Not funny at all, but endlessly entertaining nonetheless, are the four Guided By Voices videos I discovered yesterday while trying to talk myself out of jumping out our 15th-floor window. I hope you enjoy them, but if you don’t, I don’t give a shit.

“I Am a Scientist”
“The Official Ironman Rally Song”
“Auditorium”/”Motor Away” (stick around until 1:02)
“Bulldog Skin”

Finally, on Saturday night, after watching Dinosaur Jr. perform on The Henry Rollins Show, I launched into a rant about power trios. Before moving on, let’s get the definition squared away: To be a power trio, a band must be exactly two things: 1) a trio and 2) powerful. For those of you keeping track, this eliminates the Jon Mayer Trio straight away. In the very best power trios, each member pulls his own weight — think of the virtuosity of each member of Rush, or Primus, or The James Gang. And each member of a quality power trio is proportionally more powerful than each member of a four-piece, and is that much more powerful than each member of a five-piece, and so on, because if you divide the rockin’ by the number of rockers, you necessarily get a higher score. Thus it is my opinion that if you are in a sextet and you somehow rock just as hard as, say, Rush, you are actually just rocking half as hard.
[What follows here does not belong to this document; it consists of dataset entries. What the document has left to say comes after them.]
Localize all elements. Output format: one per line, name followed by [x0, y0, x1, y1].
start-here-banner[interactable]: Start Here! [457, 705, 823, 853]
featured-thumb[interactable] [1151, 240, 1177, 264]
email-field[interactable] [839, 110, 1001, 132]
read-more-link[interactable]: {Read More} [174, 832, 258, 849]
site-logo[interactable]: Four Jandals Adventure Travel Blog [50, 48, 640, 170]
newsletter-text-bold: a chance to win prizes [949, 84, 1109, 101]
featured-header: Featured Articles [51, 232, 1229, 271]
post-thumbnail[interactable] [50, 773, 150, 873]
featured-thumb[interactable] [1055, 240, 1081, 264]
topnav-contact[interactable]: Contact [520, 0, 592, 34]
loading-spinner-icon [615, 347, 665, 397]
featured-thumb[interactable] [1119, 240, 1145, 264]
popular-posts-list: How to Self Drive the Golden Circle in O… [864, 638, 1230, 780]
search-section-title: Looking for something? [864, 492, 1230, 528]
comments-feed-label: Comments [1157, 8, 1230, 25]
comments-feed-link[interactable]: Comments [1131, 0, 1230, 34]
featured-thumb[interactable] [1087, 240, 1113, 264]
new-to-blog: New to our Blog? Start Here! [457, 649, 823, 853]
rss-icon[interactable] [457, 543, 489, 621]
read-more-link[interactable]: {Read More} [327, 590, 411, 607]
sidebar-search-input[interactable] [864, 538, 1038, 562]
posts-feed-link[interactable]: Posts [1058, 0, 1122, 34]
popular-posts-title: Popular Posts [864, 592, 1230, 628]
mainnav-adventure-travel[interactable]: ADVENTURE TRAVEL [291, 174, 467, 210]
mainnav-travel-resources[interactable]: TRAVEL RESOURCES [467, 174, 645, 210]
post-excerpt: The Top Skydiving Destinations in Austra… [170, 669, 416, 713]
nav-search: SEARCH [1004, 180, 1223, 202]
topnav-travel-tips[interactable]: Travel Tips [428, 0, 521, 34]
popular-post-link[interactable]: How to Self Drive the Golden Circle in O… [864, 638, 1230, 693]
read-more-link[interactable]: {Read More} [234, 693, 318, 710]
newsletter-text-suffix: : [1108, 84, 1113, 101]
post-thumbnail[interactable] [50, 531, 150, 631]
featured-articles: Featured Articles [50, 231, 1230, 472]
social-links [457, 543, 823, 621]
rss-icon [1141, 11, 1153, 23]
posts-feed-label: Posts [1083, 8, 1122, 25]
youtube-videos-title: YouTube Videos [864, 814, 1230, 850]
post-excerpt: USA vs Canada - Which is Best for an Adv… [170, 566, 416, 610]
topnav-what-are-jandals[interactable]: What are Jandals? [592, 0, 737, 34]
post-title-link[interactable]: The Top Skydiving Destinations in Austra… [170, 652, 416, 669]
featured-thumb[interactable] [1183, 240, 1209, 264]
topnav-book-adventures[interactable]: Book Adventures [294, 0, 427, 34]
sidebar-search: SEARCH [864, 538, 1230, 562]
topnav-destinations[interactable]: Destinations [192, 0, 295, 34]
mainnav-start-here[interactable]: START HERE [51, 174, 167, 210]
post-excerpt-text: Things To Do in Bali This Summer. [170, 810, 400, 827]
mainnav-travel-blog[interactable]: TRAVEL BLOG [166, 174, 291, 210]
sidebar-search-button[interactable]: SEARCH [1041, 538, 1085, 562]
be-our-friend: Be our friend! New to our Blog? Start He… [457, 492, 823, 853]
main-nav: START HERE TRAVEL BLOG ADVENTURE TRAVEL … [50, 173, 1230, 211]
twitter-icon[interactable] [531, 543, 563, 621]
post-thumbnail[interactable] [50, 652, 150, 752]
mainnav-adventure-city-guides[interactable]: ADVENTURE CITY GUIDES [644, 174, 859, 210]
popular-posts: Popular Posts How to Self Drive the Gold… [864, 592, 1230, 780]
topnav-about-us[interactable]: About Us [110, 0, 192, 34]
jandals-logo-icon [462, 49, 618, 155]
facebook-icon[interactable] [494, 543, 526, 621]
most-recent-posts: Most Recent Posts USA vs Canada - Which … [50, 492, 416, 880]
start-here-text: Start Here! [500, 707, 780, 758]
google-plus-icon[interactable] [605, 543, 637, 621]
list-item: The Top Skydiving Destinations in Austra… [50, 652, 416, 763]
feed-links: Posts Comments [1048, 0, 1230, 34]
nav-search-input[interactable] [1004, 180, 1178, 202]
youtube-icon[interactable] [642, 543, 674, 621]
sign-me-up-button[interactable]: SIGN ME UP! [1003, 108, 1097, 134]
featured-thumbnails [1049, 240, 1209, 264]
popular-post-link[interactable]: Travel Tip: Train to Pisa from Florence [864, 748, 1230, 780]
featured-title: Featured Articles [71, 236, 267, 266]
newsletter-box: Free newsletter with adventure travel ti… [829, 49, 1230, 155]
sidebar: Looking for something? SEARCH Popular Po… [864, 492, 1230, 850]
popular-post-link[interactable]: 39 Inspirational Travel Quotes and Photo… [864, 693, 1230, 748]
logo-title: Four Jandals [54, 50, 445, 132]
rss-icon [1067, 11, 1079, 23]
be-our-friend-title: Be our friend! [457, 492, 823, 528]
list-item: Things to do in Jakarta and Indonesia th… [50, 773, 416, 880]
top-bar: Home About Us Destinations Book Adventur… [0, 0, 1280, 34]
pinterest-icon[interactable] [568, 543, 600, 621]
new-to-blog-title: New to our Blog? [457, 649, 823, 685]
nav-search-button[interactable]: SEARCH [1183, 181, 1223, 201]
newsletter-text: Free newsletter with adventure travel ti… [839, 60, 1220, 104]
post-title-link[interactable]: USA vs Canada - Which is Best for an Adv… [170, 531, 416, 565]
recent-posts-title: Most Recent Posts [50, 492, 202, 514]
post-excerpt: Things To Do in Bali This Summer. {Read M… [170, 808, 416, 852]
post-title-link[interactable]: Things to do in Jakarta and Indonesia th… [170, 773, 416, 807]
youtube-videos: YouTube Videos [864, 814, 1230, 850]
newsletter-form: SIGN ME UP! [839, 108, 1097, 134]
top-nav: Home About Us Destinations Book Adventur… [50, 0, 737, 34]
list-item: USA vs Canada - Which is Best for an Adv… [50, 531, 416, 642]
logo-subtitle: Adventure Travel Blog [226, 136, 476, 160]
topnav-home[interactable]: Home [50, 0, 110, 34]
Therefore, Geddy Lee is at least twice as powerful as the bassist of The New Pornographers.

Here are my top ten power trios of all time:

1. Rush
2. Dinosaur Jr.
3. Hüsker Dü
4. Nirvana
5. The Jam
6. Mötörhead
7. The Police
8. ZZ Top
9. Primus
10. The James Gang

Who did I miss? And please don’t say Cream. Or the Beastie Boys.

Meanwhile, I can think of only four power duos: Tenacious D, Steely Dan, Lightning Bolt and The White Stripes. Who am I forgetting? And can Steely Dan even be considered a power duo? I could go either way on that one. At any rate, the D is the best of the bunch, as demonstrated right here.

WHY I’M ANGRY TODAY
It’s very hard to get mad when the Detroit Tigers are 29 games above .500 in late June. But how about this: The sad Kelly Clarkson ad for Ford, where she’s singing her lame “Go!” song at the wheel of a car and then turns and looks at the camera during the “Come on, baby, let’s go” refrain. Zero integrity. FYI: “Since U Been Gone” has never been acceptable to like, even though many sensible people have probably tried to tell you otherwise. These sensible people should all be very embarrassed.